Hospital in Texas USA, founded 1980s

Memorial Hermann Katy Hospital is a hospital in unincorporated Harris County, Texas, near Katy and in Greater Houston. It is a part of the Memorial Hermann Healthcare System. Pediatric care to the hospital is provided by doctors from Children's Memorial Hermann Hospital which treats infants, children, teens, and young adults age 0-21.

==History==
The hospital was established in the 1980s. In 1999 Memorial Hermann acquired the hospital.

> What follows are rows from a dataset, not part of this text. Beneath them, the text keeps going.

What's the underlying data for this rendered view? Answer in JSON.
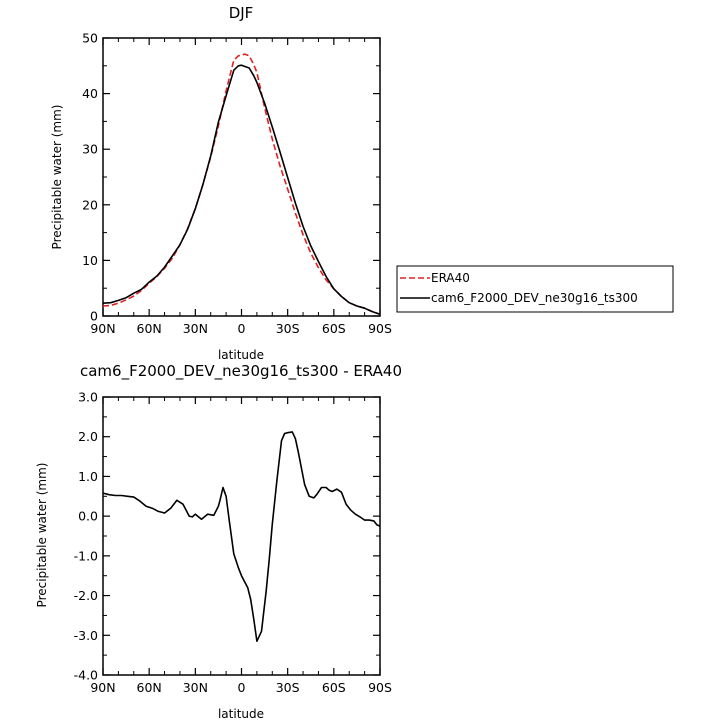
{
  "chart_data": [
    {
      "type": "line",
      "title": "DJF",
      "xlabel": "latitude",
      "ylabel": "Precipitable water (mm)",
      "xlim": [
        90,
        -90
      ],
      "ylim": [
        0,
        50
      ],
      "xticks": [
        90,
        60,
        30,
        0,
        -30,
        -60,
        -90
      ],
      "xticklabels": [
        "90N",
        "60N",
        "30N",
        "0",
        "30S",
        "60S",
        "90S"
      ],
      "yticks": [
        0,
        10,
        20,
        30,
        40,
        50
      ],
      "yticklabels": [
        "0",
        "10",
        "20",
        "30",
        "40",
        "50"
      ],
      "legend": {
        "placement": "outside-right",
        "entries": [
          "ERA40",
          "cam6_F2000_DEV_ne30g16_ts300"
        ]
      },
      "series": [
        {
          "name": "ERA40",
          "color": "#e02020",
          "dash": "dashed",
          "x": [
            90,
            85,
            80,
            75,
            70,
            65,
            60,
            55,
            50,
            45,
            40,
            35,
            30,
            25,
            20,
            15,
            10,
            5,
            2,
            0,
            -2,
            -5,
            -8,
            -10,
            -15,
            -20,
            -25,
            -30,
            -35,
            -40,
            -45,
            -50,
            -55,
            -60,
            -65,
            -70,
            -75,
            -80,
            -85,
            -90
          ],
          "y": [
            1.8,
            1.9,
            2.3,
            2.9,
            3.6,
            4.6,
            5.9,
            7.1,
            8.6,
            10.4,
            12.8,
            15.7,
            19.3,
            23.7,
            28.6,
            34.2,
            40.5,
            46.0,
            46.8,
            46.9,
            47.1,
            46.8,
            45.2,
            43.8,
            37.5,
            31.8,
            27.0,
            22.8,
            18.5,
            14.6,
            11.3,
            8.7,
            6.5,
            4.9,
            3.5,
            2.4,
            1.8,
            1.4,
            0.8,
            0.3
          ]
        },
        {
          "name": "cam6_F2000_DEV_ne30g16_ts300",
          "color": "#000000",
          "dash": "solid",
          "x": [
            90,
            85,
            80,
            75,
            70,
            65,
            60,
            55,
            50,
            45,
            40,
            35,
            30,
            25,
            20,
            15,
            10,
            5,
            2,
            0,
            -2,
            -5,
            -8,
            -10,
            -15,
            -20,
            -25,
            -30,
            -35,
            -40,
            -45,
            -50,
            -55,
            -60,
            -65,
            -70,
            -75,
            -80,
            -85,
            -90
          ],
          "y": [
            2.3,
            2.4,
            2.8,
            3.3,
            4.1,
            4.8,
            6.1,
            7.2,
            8.8,
            10.8,
            12.8,
            15.6,
            19.3,
            23.7,
            28.8,
            34.9,
            39.6,
            44.2,
            45.0,
            45.1,
            44.9,
            44.6,
            43.2,
            42.0,
            38.3,
            34.0,
            29.5,
            24.9,
            20.3,
            16.1,
            12.6,
            9.8,
            7.1,
            4.9,
            3.5,
            2.4,
            1.8,
            1.4,
            0.8,
            0.3
          ]
        }
      ]
    },
    {
      "type": "line",
      "title": "cam6_F2000_DEV_ne30g16_ts300 - ERA40",
      "xlabel": "latitude",
      "ylabel": "Precipitable water (mm)",
      "xlim": [
        90,
        -90
      ],
      "ylim": [
        -4.0,
        3.0
      ],
      "xticks": [
        90,
        60,
        30,
        0,
        -30,
        -60,
        -90
      ],
      "xticklabels": [
        "90N",
        "60N",
        "30N",
        "0",
        "30S",
        "60S",
        "90S"
      ],
      "yticks": [
        -4,
        -3,
        -2,
        -1,
        0,
        1,
        2,
        3
      ],
      "yticklabels": [
        "-4.0",
        "-3.0",
        "-2.0",
        "-1.0",
        "0.0",
        "1.0",
        "2.0",
        "3.0"
      ],
      "series": [
        {
          "color": "#000000",
          "dash": "solid",
          "x": [
            90,
            86,
            82,
            78,
            74,
            70,
            66,
            62,
            58,
            54,
            50,
            46,
            44,
            42,
            38,
            34,
            32,
            30,
            26,
            22,
            18,
            15,
            14,
            12,
            10,
            8,
            5,
            2,
            0,
            -2,
            -4,
            -6,
            -8,
            -10,
            -13,
            -16,
            -18,
            -20,
            -23,
            -26,
            -28,
            -30,
            -33,
            -35,
            -37,
            -39,
            -41,
            -44,
            -47,
            -49,
            -52,
            -55,
            -57,
            -59,
            -62,
            -65,
            -68,
            -71,
            -74,
            -77,
            -80,
            -83,
            -86,
            -88,
            -90
          ],
          "y": [
            0.58,
            0.54,
            0.52,
            0.52,
            0.5,
            0.48,
            0.38,
            0.25,
            0.2,
            0.12,
            0.08,
            0.2,
            0.3,
            0.4,
            0.3,
            0.0,
            -0.02,
            0.05,
            -0.08,
            0.05,
            0.02,
            0.25,
            0.4,
            0.72,
            0.5,
            -0.1,
            -0.95,
            -1.3,
            -1.5,
            -1.65,
            -1.8,
            -2.1,
            -2.6,
            -3.15,
            -2.9,
            -1.9,
            -1.1,
            -0.2,
            0.9,
            1.9,
            2.08,
            2.1,
            2.12,
            1.95,
            1.6,
            1.2,
            0.8,
            0.5,
            0.46,
            0.55,
            0.72,
            0.72,
            0.65,
            0.62,
            0.68,
            0.6,
            0.3,
            0.15,
            0.05,
            -0.02,
            -0.1,
            -0.1,
            -0.12,
            -0.22,
            -0.25
          ]
        }
      ]
    }
  ]
}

In 1999 Memorial Hermann Hospital purchased a plot of land from HCA Inc. It established the Katy Hospital there. The hospital, licensed for 118 beds, was on Pin Oak Road in Katy, west of Katy Mills Mall. The hospital there had 100000 sqft of space. In 2005 the hospital system put the ex-HCA land and the campus on it for sale. A daylong move to the new $98 million facility occurred on Saturday December 9, 2006. The current hospital has about 300000 sqft of space.

In October 2013 the hospital held a groundbreaking for a 100000 sqft patient tower. Construction of the facility, with an estimated cost of $70 million began in early 2014, and began accommodating patients in January 2016. It has increased the hospital's bed count from 144 to over 200. The new tower has a larger ICU and IMU, new laboratory facilities, has increased number of surgical suits, a Level III NICU, a new cardiac catheterization lab, additional office space, and room for approximately 80 more patient care rooms.

Professional building 2 was constructed in 2014/15 and was completed in the fall of 2015.